Adrian Binney, PPSA  


Scenes from Amazon River by Adrian Binney, PPSA

March 2025 - Scenes from Amazon River

March 2025 - Adrian Binney, PPSA

Original

March 2025 - Adrian Binney, PPSA

Original 2

About the Image(s)

I am still on a cruise: I haven’t got access to all images taken over the past 8 weeks, so I hope it is in order to post 3 images here which demonstrate the differing non-wildlife views while spending a week within the Amazon River on an Ocean going cruise ship. We started in Southampton 6th January and return mid-March. Most of my photography whilst within the Amazon, Caribbean and Central American countries has been wildlife focused.

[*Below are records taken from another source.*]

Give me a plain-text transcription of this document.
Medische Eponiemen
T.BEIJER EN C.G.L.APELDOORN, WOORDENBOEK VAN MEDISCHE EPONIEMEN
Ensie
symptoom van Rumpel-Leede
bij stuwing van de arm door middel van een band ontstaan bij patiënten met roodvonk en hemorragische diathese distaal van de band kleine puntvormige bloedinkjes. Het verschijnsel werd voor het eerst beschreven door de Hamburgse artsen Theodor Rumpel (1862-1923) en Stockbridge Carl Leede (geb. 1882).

We sailed for 2 days up the Amazon to Manaus City (some 900 miles), spent 2 days there, 1 at a smaller city called Santana & 2 days sailing out. Manaus is how far container/goods ships can reach, so it is the main distribution hub with everything moving by water as there are minimal roads out of the city.

The main picture is of a typical Town or City view from the river - other than City Centre areas, where the buildings are more conventionally built - indeed Manaus (a city of 3m people) has some fine period buildings including the famous Theatre which we visited.

Note the buildings on stilts and the variety of river craft, including the larger boat bottom left which would be used as a ferry and have hammocks for over-night use. Others (not pictured) include mobile shops servicing villages.

The first Extra image is of a typical view from the ship while sailing in/out. The main deep channel is relatively narrow for such a huge river (up to 5 miles but sometimes less than a mile), but the total width with multiple channels and islands is far greater as demonstrated here. Virtually all sides are natural forest, with a small amount cleared for cattle and bananas round hamlets. Settlements are built on stilts like here. Egrets are flying by.

The 2nd Extra image is an example of traditional floating settlements - rare now, but continued by some, who have suffered greatly during the droughts of 2023/24 (access over mud only).

It was a fantastic experience and very interesting.